Va detto che si possono avere degli attacchi di panico e non avere il disturbo di panico, dal momento che un attacco può rappresentare un episodio isolato o derivante da una causa specifica come un evento drammatico, l’assunzione di droghe, o da altra patologia come il disturbo ossessivo compulsivo (Doc).

Il disturbo di panico si caratterizza per il ripetersi degli attacchi e soprattutto per la costante preoccupazione della persona colpita di poterne avere di nuovi, evitando di fare cose o di trovarsi in luoghi, con la paura di morire per un attacco di cuore o anche impazzire senza controllo.

Trattamento

Quando l’attacco di panico non viene adeguatamente trattato può trasformarsi in disturbo di panico.

Le soluzioni terapeutiche possono essere soprattutto la psicoterapia e i farmaci, sia in alternativa o anche in modo contemporaneo, entrambi utili ad attenuare i sintomi e a diminuire la frequenza degli attacchi, migliorando la qualità di vita. L’opzione terapeutica può essere riferita all’orientamento del medico curante sulla tipologia del problema, ma anche dal carattere del paziente, o da fattori contingenti da considerare nella scelta.

Nell’ambito del trattamento con psicoterapia un posto di spicco lo occupa la terapia cognitivo-comportamentale che propone al paziente di fare esperienza diretta con i sintomi ricreandone i percorsi, cosi da sdrammatizzarne gli effetti, fino a non avvertirne più la pericolosità nel corso di un trattamento che può richiedere anche diversi mesi.

I farmaci si sono dimostrati efficaci nel ridurre i sintomi degli attacchi di panico, ed anche della depressione nei casi di presenza di entrambi i disturbi. Tra questi:

  • gli antidepressivi SSRI ( inibitori selettivi ricaptazione serotonina), giudicati come farmaci efficaci nel trattamento degli attacchi di panico.
  • le benzodiazepine (es. Alprazolam), che sono dei sedativi generalmente somministrati solo per periodi brevi, essendo farmaci che possono portare assuefazione e poi dipendenza, oltre che possibili interazioni con altri farmaci dando luogo a effetti collaterali.

In genere tutti i farmaci comportano degli effetti collaterali, per cui il medico sceglierà quello più adatto.
I tempi del trattamento dovranno essere estesi a più settimane in modo da consentire al farmaco di avere il suo effetto.

Stile di vita

È bene, come prima regola, attenersi alle prescrizioni terapeutiche e alle raccomandazioni del medico curante.
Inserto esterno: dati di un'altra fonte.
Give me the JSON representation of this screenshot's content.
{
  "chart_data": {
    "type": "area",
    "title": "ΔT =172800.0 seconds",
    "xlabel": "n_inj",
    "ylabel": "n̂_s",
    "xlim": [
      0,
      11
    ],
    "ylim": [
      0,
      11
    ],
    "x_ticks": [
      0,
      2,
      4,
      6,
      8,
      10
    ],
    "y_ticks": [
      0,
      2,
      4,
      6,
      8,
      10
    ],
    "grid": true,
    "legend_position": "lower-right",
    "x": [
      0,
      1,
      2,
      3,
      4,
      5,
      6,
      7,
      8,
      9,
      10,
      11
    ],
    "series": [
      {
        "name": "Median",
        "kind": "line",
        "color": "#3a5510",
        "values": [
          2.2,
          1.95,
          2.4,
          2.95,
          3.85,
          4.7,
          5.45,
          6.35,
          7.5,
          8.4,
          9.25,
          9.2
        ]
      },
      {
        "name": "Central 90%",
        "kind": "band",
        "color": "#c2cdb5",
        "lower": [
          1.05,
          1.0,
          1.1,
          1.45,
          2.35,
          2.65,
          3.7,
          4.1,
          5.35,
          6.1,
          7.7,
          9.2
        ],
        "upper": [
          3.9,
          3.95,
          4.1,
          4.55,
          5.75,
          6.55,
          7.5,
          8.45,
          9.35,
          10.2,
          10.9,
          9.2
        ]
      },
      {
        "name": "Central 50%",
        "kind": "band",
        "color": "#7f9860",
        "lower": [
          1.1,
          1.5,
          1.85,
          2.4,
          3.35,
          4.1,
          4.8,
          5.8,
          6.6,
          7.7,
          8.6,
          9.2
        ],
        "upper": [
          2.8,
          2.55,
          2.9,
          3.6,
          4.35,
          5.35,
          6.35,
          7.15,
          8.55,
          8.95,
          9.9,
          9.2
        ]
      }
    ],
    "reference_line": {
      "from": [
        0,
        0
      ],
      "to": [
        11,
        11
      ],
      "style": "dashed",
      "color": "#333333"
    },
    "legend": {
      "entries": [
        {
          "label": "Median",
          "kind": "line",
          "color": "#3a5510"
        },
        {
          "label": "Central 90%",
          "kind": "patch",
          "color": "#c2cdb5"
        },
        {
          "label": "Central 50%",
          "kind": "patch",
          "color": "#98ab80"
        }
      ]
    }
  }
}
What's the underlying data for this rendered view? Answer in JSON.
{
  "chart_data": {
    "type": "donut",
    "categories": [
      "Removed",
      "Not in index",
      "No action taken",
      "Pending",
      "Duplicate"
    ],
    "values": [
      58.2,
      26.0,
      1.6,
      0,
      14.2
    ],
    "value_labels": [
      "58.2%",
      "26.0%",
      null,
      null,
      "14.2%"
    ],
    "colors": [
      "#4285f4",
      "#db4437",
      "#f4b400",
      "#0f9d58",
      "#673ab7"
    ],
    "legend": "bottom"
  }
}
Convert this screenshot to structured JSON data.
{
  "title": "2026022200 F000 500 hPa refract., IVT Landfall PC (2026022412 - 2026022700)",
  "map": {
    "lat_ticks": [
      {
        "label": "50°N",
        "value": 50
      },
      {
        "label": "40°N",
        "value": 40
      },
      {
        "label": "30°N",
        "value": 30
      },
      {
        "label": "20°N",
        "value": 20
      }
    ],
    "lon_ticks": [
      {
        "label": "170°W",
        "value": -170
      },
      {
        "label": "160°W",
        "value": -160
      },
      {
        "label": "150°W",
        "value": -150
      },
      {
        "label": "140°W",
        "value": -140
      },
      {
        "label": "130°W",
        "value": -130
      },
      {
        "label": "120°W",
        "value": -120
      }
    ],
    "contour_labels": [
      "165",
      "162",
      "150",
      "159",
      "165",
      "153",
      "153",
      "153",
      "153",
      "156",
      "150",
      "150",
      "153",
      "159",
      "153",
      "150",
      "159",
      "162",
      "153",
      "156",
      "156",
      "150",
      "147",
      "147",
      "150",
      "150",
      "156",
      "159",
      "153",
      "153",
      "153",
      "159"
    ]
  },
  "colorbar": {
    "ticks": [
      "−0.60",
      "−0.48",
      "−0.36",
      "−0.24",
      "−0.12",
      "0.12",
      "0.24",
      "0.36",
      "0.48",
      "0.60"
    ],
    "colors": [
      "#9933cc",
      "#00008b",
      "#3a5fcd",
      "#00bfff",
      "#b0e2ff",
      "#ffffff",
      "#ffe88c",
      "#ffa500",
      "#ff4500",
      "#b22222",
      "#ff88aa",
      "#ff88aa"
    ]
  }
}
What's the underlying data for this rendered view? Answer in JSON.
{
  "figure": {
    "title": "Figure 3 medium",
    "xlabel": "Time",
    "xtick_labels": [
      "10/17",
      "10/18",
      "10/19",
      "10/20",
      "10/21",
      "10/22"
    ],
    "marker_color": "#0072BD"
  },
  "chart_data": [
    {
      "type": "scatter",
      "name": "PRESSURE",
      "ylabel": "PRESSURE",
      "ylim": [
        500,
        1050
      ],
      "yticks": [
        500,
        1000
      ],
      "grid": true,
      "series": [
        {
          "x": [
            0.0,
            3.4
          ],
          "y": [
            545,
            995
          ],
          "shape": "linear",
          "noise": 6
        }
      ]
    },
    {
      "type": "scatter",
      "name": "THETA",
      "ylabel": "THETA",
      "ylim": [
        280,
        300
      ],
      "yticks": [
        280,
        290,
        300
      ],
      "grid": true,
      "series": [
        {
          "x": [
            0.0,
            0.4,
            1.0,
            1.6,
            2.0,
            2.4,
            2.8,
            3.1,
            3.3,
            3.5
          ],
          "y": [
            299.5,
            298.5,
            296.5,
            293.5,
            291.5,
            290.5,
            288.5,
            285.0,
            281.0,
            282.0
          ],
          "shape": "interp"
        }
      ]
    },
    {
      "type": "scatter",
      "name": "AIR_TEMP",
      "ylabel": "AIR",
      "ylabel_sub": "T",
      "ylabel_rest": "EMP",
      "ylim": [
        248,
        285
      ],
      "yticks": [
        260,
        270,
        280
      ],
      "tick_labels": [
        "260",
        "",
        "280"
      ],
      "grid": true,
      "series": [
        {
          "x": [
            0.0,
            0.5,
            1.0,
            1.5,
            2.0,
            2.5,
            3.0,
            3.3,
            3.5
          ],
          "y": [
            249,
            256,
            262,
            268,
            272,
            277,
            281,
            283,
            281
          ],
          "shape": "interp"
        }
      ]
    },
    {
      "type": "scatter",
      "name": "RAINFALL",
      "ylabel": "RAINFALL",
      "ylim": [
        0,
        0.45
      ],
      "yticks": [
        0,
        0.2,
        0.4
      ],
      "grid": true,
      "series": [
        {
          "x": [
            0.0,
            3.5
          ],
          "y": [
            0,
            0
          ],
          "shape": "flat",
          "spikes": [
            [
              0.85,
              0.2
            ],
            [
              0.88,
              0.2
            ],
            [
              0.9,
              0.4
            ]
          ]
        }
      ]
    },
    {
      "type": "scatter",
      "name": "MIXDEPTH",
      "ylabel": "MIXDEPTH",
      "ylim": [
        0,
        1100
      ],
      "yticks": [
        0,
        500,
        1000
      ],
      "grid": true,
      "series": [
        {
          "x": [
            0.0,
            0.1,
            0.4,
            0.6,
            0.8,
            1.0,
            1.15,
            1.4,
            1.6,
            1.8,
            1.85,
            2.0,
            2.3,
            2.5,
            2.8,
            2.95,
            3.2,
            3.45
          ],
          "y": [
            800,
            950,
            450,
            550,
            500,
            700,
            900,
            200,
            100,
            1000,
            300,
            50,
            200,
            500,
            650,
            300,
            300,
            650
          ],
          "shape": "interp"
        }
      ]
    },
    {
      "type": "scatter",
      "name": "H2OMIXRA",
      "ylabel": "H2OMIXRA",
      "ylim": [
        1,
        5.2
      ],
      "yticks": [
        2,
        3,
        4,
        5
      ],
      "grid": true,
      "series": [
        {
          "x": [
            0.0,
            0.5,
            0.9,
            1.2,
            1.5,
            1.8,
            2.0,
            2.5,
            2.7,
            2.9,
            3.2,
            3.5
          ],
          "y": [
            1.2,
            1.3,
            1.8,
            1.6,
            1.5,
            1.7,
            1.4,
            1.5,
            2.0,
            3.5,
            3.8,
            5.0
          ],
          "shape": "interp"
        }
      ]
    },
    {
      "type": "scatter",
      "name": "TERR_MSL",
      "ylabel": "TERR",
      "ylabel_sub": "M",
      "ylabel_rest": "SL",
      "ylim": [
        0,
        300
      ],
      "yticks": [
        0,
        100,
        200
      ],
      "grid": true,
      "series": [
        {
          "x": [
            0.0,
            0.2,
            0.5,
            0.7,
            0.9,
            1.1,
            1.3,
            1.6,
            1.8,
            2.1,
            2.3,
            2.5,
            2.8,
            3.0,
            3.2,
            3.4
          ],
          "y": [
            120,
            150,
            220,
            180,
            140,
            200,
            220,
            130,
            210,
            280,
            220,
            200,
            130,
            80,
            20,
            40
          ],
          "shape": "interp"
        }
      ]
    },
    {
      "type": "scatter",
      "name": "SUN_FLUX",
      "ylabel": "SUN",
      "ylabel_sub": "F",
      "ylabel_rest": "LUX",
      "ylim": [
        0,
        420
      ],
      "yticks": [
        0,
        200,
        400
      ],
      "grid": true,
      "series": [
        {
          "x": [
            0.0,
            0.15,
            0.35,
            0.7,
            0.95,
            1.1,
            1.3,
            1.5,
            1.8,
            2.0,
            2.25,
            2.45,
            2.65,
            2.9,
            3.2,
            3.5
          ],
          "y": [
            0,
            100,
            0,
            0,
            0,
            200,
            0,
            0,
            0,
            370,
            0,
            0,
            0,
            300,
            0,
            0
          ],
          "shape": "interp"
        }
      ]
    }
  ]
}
È consigliabile, ove possibile, frequentare dei gruppi di supporto in modo da confrontarsi con altre persone con il medesimo problema.

  • Non assumere bevande alcoliche e caffeina, evitando ogni tipo di droga e il fumo di sigarette, tutti elementi in grado di acuire i sintomi della malattia.
  • Utilizzare delle tecniche di rilassamento come lo yoga o il rilassamento muscolare, molto efficaci nel combattere i vari sintomi.
  • Dormire il numero di ore che basti a sentirsi calmi e rilassati.
  • Praticare attività fisica per sentirsi attivi e di umore migliore.